A new bipartisan bill looks to thwart financial conflicts of interest for top government officials
“The bipartisan HONEST Act will provide greater transparency and safeguard public interest by establishing clear guidelines that prioritize the American people,” said Rep. Nick Langworthy, R-N.Y.
A new bipartisan bill aims to beef up prevention of financial conflicts of interest between senior federal government officials and the industries their agencies regulate.
Reps.

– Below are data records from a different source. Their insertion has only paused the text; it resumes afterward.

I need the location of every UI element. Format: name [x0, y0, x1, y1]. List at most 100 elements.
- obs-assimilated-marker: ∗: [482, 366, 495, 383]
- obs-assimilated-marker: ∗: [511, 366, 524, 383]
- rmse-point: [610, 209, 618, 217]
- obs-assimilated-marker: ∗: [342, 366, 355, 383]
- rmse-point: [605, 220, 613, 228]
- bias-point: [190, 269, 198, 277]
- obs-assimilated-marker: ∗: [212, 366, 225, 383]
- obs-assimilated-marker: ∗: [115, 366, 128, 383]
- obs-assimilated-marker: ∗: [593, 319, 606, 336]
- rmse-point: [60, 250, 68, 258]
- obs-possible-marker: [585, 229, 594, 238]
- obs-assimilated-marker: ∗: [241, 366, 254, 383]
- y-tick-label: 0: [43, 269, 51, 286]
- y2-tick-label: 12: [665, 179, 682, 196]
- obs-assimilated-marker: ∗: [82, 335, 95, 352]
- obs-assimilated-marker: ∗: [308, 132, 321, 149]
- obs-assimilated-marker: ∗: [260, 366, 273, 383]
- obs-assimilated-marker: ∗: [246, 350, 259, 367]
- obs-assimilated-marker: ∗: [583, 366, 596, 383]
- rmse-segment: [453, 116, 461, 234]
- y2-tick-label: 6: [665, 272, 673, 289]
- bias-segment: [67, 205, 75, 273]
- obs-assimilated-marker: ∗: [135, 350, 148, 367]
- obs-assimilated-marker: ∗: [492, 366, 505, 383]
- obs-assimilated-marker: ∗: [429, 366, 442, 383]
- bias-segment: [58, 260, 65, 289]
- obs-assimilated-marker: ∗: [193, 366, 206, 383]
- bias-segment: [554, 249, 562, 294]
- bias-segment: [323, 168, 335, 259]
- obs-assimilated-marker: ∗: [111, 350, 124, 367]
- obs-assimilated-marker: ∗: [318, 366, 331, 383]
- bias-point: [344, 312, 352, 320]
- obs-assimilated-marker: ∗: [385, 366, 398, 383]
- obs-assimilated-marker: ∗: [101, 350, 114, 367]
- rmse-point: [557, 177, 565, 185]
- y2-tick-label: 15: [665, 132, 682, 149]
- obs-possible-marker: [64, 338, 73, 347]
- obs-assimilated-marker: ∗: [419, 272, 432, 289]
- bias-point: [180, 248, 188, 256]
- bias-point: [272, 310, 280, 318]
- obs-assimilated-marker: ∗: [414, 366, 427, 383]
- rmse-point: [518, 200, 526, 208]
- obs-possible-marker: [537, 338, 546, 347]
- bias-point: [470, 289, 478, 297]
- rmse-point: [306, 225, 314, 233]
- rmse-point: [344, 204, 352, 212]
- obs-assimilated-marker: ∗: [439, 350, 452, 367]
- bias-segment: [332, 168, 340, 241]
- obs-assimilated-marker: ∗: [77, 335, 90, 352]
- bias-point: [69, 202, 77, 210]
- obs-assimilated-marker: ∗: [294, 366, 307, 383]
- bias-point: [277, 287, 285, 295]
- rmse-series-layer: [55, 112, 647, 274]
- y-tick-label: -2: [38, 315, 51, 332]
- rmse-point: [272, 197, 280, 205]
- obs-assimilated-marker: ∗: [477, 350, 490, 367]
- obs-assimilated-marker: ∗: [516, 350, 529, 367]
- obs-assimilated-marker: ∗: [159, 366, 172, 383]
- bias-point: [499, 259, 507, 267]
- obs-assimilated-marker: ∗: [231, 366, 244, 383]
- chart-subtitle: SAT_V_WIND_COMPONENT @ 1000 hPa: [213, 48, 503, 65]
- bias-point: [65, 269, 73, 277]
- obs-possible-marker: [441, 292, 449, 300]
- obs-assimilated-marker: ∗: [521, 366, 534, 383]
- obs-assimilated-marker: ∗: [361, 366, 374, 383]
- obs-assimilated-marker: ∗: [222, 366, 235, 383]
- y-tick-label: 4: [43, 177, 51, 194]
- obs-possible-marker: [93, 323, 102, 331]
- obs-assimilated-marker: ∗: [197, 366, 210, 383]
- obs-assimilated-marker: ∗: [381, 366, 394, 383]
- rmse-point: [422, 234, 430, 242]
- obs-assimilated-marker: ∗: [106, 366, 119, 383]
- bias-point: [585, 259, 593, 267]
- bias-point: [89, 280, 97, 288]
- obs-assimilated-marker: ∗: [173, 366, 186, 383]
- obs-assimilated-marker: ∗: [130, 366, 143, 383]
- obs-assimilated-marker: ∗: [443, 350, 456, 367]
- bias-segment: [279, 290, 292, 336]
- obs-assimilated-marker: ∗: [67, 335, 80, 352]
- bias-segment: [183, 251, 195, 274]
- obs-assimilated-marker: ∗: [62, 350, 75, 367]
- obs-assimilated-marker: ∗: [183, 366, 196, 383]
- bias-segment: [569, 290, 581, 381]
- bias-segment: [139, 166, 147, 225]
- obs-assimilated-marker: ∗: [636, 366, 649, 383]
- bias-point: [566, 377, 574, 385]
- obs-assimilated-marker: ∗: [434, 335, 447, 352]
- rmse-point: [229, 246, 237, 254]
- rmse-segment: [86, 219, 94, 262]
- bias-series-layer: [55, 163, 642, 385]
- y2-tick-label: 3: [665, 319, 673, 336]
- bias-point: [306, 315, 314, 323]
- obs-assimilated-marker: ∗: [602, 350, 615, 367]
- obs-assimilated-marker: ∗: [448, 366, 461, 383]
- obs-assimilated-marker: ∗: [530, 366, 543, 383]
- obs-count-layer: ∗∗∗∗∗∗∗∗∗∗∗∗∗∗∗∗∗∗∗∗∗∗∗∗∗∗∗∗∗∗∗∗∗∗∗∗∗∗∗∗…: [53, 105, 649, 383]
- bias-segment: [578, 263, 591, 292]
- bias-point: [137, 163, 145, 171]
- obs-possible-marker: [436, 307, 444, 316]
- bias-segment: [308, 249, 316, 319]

Nick Langworthy, R-N.Y., and Derek Kilmer, D-Wash., have co-sponsored the Halting Ownership of Non-Ethical Securities and Trusts (HONEST) Act, which comes after a Wall Street Journal investigation published last fall found that thousands of federal government officials reported owning or trading stocks in companies that were affected by their agencies’ actions.
“When their personal financial interests are intertwined with the industries they regulate, it creates a conflict of interest that exploits trust in our government institutions,” Langworthy said in a statement. “The bipartisan HONEST Act will provide greater transparency and safeguard public interest by establishing clear guidelines that prioritize the American people.”
Specifically, the bill would ban senior executive branch officials from owning financial interests in corporations, businesses, partnerships or other for-profit entities that are regulated substantially by the agency where they work. “This includes any businesses, corporations, or partnerships connected to a major contractor of the agency, or an organization that has significant lobbying contacts with the agency,” a fact sheet about the bill stated.
The bill would cover government officials who have positions at the GS-15 level or above on the General Schedule, those not on the GS scale whose basic pay rate is 120% above the minimum for a GS-15 and uniformed officials whose pay is at or above level O-7. There are “commonsense exceptions for interests held through a diversified fund or a qualified blind trust,” the fact sheet said.
Dylan Hedtler-Gaudette, senior government affairs manager at the nonprofit Project on Government Oversight, which endorsed the bill, said, “there are rules on the books,” but due to politics and “the power imbalance,” they’re often difficult to enforce and aren’t extensive enough. The bill “takes an existing model” of prohibited holding rules at various executive agencies, and expands it to all agencies.
Also, the Journal pointed out in its reporting: “Ethics officials’ ability to spot potential conflicts is limited because they usually don’t know what employees are working on.” Also, “U.S. law leaves it to individual agencies to decide whether they need rules to beef up the federal conflict-of-interest law.”
The Bull Moose Project, a nonprofit that seeks to develop the next generation of conservative leaders and policies, and nonprofit Citizens for Responsibility and Ethics in Washington also endorsed the bill.